Research Article | Open Access
Larysa Mykhailova, Thomas Fischer, Valentina Iurchenko, "Distribution and Fractional Composition of Petroleum Hydrocarbons in Roadside Soils", Applied and Environmental Soil Science, vol. 2013, Article ID 938703, 6 pages, 2013. https://doi.org/10.1155/2013/938703
Distribution and Fractional Composition of Petroleum Hydrocarbons in Roadside Soils
Total petroleum hydrocarbon (TPH) concentrations and their fractional composition (medium fraction: n-alkane chain-length C15 to C27, heavy fraction: >C27) were determined at distances from 1 to 60 m from roads and at soil depths from 0.5 to 15 cm. The traffic intensities were up to 25000 vehicles per day. Soil TPH concentrations were highest within 15 m distance (665 and 3198 mg kg−1 at the windward and leeward sides, resp.), followed by a rapid drop to background values beyond (196 and 115 mg kg−1 in 60 m distance at the windward and leeward sides, resp.).
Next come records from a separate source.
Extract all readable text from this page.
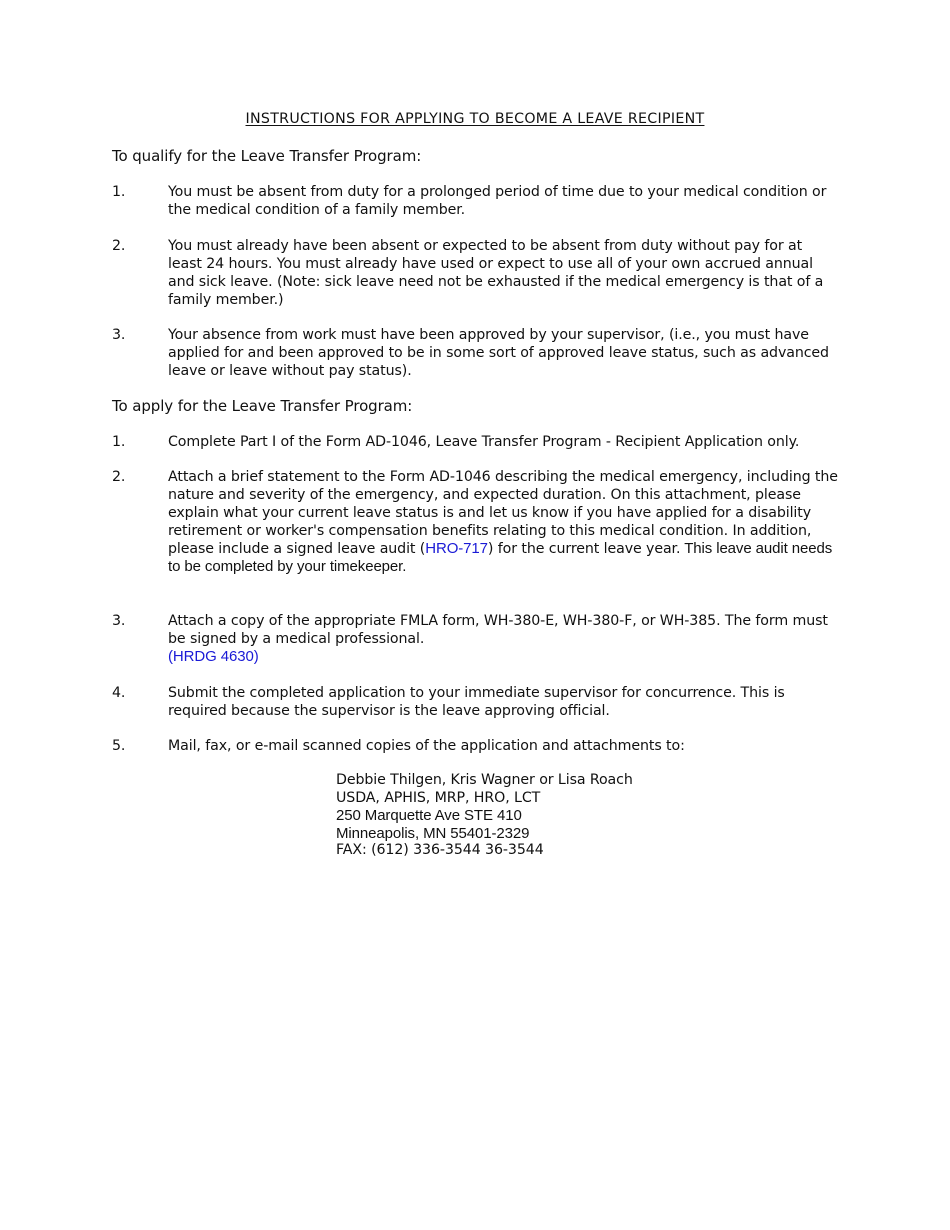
INSTRUCTIONS FOR APPLYING TO BECOME A LEAVE RECIPIENT
To qualify for the Leave Transfer Program:
1.	You must be absent from duty for a prolonged period of time due to your medical condition or the medical condition of a family member.
2.	You must already have been absent or expected to be absent from duty without pay for at least 24 hours. You must already have used or expect to use all of your own accrued annual and sick leave. (Note: sick leave need not be exhausted if the medical emergency is that of a family member.)
3.	Your absence from work must have been approved by your supervisor, (i.e., you must have applied for and been approved to be in some sort of approved leave status, such as advanced leave or leave without pay status).
To apply for the Leave Transfer Program:
1.	Complete Part I of the Form AD-1046, Leave Transfer Program - Recipient Application only.
2.	Attach a brief statement to the Form AD-1046 describing the medical emergency, including the nature and severity of the emergency, and expected duration. On this attachment, please explain what your current leave status is and let us know if you have applied for a disability retirement or worker's compensation benefits relating to this medical condition. In addition, please include a signed leave audit (HRO-717) for the current leave year. This leave audit needs to be completed by your timekeeper.
3.	Attach a copy of the appropriate FMLA form, WH-380-E, WH-380-F, or WH-385. The form must be signed by a medical professional.
(HRDG 4630)
4.	Submit the completed application to your immediate supervisor for concurrence. This is required because the supervisor is the leave approving official.
5.	Mail, fax, or e-mail scanned copies of the application and attachments to:
Debbie Thilgen, Kris Wagner or Lisa Roach
USDA, APHIS, MRP, HRO, LCT
250 Marquette Ave STE 410
Minneapolis, MN 55401-2329
FAX: (612) 336-3544 36-3544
The data variability was lowest at distances of 1 m and highest within tree plantations at distances of 15 m from the road. The TPH concentrations decreased with depth but were significantly higher than the background at all depths investigated. A principal component analysis revealed a positive relation between the medium-to-heavy fraction ratio and soil depth. A fractional differentiation of hydrocarbons with distance from road was not observed. It was concluded that the assessment of the potential of hydrocarbons to translocate, accumulate, or degrade in soil necessitates their subdivision into fractions based on their physicochemical and metabolic properties.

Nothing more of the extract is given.